Charlton Ortega piloted his light scout ship “Lily Sloane” into the nebulous Murasaki 312 quasar-like formation at half impulse power not knowing if he and his three crew mates would make it back out again.
“Shields are nominal. Continuing sensor sweep. Still nothing.” Helen Olssen was both the ship’s systems expert and Ortega’s lover, and they were nothing alike. While he was impulsive, adventurous, and as dark as his Inca ancestors, the Swede from Uppsala was fair-skinned, blond to the point of having almost white hair, conservative, reserved, and studious. If Retenox Five hadn’t been invented, she would have been a natural for a pair of horned rim glasses.
“This whole area for a diameter of twelve light years is completely infused in a shell of hard radiation.
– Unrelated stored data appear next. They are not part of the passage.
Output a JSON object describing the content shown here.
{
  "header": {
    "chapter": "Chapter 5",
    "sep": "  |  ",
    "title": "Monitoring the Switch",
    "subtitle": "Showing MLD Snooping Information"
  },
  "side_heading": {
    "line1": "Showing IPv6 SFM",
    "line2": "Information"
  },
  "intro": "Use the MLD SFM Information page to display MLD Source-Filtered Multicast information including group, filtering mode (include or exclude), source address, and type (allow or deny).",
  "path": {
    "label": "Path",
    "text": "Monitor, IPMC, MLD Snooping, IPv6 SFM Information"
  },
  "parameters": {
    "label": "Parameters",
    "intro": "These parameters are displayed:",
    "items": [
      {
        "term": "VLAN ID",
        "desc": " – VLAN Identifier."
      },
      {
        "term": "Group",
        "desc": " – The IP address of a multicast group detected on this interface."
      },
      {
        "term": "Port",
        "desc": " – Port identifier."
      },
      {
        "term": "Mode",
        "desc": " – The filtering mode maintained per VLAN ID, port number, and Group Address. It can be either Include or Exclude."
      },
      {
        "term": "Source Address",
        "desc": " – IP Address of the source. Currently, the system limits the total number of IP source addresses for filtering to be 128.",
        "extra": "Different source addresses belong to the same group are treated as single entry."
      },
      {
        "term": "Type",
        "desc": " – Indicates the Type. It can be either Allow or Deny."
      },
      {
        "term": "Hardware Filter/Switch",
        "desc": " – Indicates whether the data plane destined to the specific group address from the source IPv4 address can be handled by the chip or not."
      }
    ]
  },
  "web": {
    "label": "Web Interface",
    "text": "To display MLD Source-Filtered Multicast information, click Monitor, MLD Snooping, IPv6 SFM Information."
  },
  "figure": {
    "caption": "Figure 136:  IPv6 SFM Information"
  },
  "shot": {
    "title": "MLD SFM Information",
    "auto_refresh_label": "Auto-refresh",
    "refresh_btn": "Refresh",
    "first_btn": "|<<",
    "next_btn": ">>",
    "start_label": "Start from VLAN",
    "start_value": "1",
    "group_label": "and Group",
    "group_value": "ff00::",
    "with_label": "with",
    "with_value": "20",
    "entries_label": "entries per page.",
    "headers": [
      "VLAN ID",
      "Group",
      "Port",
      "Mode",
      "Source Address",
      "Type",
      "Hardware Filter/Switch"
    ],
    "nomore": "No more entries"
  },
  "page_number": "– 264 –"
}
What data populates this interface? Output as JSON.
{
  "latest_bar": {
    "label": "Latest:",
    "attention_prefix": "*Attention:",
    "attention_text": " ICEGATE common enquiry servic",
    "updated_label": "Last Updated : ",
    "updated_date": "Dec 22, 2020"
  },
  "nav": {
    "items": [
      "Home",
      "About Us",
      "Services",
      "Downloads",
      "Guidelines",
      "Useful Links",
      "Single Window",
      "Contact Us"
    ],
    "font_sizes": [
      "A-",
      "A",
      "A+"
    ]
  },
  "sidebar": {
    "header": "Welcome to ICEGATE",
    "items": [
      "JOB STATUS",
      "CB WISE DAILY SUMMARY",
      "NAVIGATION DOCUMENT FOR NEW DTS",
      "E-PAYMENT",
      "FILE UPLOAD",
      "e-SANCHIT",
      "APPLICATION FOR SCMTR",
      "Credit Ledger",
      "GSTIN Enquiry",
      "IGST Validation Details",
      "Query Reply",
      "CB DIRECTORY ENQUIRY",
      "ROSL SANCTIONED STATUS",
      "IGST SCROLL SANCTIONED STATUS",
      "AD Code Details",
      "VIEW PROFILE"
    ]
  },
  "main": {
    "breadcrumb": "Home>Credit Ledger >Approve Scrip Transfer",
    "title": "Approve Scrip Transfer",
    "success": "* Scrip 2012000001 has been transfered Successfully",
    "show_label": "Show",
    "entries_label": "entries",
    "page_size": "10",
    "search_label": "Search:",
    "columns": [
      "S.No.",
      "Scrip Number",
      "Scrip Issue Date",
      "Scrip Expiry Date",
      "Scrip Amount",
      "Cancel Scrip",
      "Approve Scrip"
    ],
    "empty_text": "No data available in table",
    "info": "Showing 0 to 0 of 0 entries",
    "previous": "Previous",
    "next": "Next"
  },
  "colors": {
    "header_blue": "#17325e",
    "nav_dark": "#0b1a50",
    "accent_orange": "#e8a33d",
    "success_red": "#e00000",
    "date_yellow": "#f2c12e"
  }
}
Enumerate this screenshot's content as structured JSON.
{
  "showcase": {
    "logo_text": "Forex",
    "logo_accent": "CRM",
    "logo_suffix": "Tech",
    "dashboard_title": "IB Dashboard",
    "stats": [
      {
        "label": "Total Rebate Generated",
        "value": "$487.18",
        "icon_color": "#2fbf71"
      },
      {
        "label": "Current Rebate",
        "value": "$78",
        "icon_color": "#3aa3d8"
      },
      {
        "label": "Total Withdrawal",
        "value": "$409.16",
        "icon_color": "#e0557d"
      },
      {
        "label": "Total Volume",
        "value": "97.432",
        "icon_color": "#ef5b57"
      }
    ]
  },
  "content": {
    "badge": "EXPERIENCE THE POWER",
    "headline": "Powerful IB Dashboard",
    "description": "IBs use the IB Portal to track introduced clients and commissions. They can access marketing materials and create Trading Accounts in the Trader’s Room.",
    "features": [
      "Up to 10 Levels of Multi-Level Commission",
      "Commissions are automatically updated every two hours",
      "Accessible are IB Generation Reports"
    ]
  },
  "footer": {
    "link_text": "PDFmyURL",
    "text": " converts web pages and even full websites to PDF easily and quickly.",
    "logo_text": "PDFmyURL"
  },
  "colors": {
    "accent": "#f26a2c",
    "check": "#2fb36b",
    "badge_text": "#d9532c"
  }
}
If our shields drop even for a few seconds, we’ll sizzle like bacon on a griddle.” The navigator’s east Texas accent was what Ortega called “thick enough to cut with a knife.” Bethany “Red” Harrington checked her navcom against the readings of the old shuttlecraft that had visited the unknown planet more than a century ago. They’d been uploaded to the Enterprise’s ancient duotronic-based information system seconds before the Galileo Seven had burned up in the atmosphere, and hopefully they’d be enough to guide the Sloane on its mission. “You sure you can fly this thing under these conditions, Charlie?”